PAGE: How would you comment on the energy policy of Pakistan?

Mohammad Wasi Khan: There has been some progress in Pakistan’s energy policy towards diversification; however, structural challenges remain, including circular debt, pricing distortions, and lack of integrated planning across sectors. A positive recent development is the sales tax exemption on refinery upgradation machinery announced in the budget, which supports the implementation of the Brownfield Refinery Policy. This can enable investment in conversion units and enhance overall efficiency of the refining sector. A critical missing element in Pakistan’s energy framework is Strategic Petroleum Reserves. In today’s environment, reserves are not merely storage, they are a strategic buffer that provide time and flexibility in managing supply disruptions. Recent global developments have reinforced that energy security is as important as affordability and efficiency. Going forward, policy consistency, regulatory clarity, and a genuinely integrated energy framework will be critical to attract long-term investment.

PAGE: Where do you see Pakistan in terms of using alternative energy resources?

Mohammad Wasi Khan: Pakistan is witnessing rapid growth in alternative energy, particularly solar. A notable trend is the sharp increase in self-funded rooftop solar installations by households and commercial users though thanks largely to very high grid electricity tariffs. This distributed adoption is already impacting grid demand patterns. At the same time, the power sector faces the structural challenge of take-or-pay obligations under IPPs, which create financial pressure even when demand shifts away from the grid. Over the medium term, alternative energy will become a significant part of the energy mix. However, this transition will require grid stability mechanisms, energy storage solutions, and transmission upgrades to balance supply and demand effectively.

PAGE: What structural reforms are most critical for Pakistan’s downstream oil sector?

Mohammad Wasi Khan: Pakistan’s downstream sector requires a shift from short-term administrative controls to a stable, market-aligned framework.

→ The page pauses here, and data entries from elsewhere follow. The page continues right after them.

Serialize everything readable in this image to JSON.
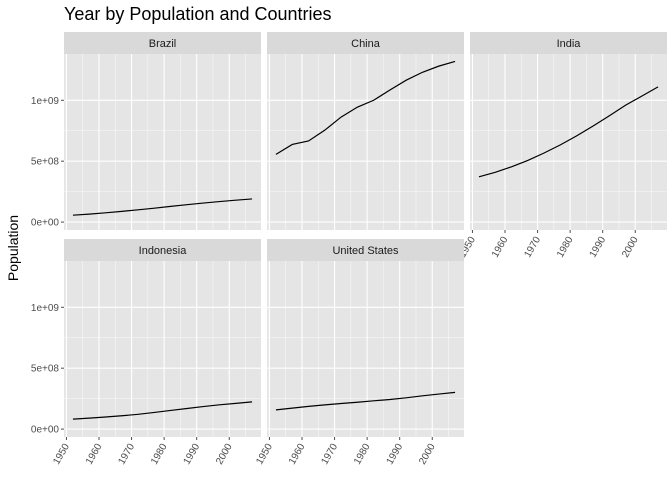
{
  "chart_data": {
    "type": "line",
    "title": "Year by Population and Countries",
    "xlabel": "",
    "ylabel": "Population",
    "facet_wrap": "country",
    "grid": true,
    "colors": {
      "panel_bg": "#e5e5e5",
      "strip_bg": "#d9d9d9",
      "gridline": "#ffffff",
      "line": "#000000",
      "tick": "#4d4d4d"
    },
    "xlim": [
      1949.25,
      2009.75
    ],
    "ylim": [
      -65000000,
      1380000000
    ],
    "x_ticks": [
      1950,
      1960,
      1970,
      1980,
      1990,
      2000
    ],
    "x_tick_labels": [
      "1950",
      "1960",
      "1970",
      "1980",
      "1990",
      "2000"
    ],
    "y_ticks": [
      0,
      500000000,
      1000000000
    ],
    "y_tick_labels": [
      "0e+00",
      "5e+08",
      "1e+09"
    ],
    "x": [
      1952,
      1957,
      1962,
      1967,
      1972,
      1977,
      1982,
      1987,
      1992,
      1997,
      2002,
      2007
    ],
    "series": [
      {
        "name": "Brazil",
        "values": [
          56602560,
          65551171,
          76039390,
          88049823,
          100840058,
          114313951,
          128962939,
          142938076,
          155975974,
          168546719,
          179914212,
          190010647
        ]
      },
      {
        "name": "China",
        "values": [
          556263527,
          637408000,
          665770000,
          754550000,
          862030000,
          943455000,
          1000281000,
          1084035000,
          1164970000,
          1230075000,
          1280400000,
          1318683096
        ]
      },
      {
        "name": "India",
        "values": [
          372000000,
          409000000,
          454000000,
          506000000,
          567000000,
          634000000,
          708000000,
          788000000,
          872000000,
          959000000,
          1034172547,
          1110396331
        ]
      },
      {
        "name": "Indonesia",
        "values": [
          82052000,
          90124000,
          99028000,
          109343000,
          121282000,
          136725000,
          153343000,
          169276000,
          184816000,
          199278000,
          211060000,
          223547000
        ]
      },
      {
        "name": "United States",
        "values": [
          157553000,
          171984000,
          186538000,
          198712000,
          209896000,
          220239000,
          232187835,
          242803533,
          256894189,
          272911760,
          287675526,
          301139947
        ]
      }
    ]
  }
}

Key reforms include ensuring a level playing field, curbing smuggling, incentivizing refinery upgrades, and aligning import policies with domestic refining capacity. Deregulation remains important, but deregulation without digitalization, regulatory oversight, and a coordinated supply chain can create distortions rather than efficiency. Priority should also be given to maximizing local resource utilization first, with imports only to meet deficits, along with dismantling distortionary mechanisms such as IFEM that blur true market signals. Most importantly, the sector needs predictable pricing and margin mechanisms that allow refineries and OMCs to operate viably while encouraging efficiency and long-term investment.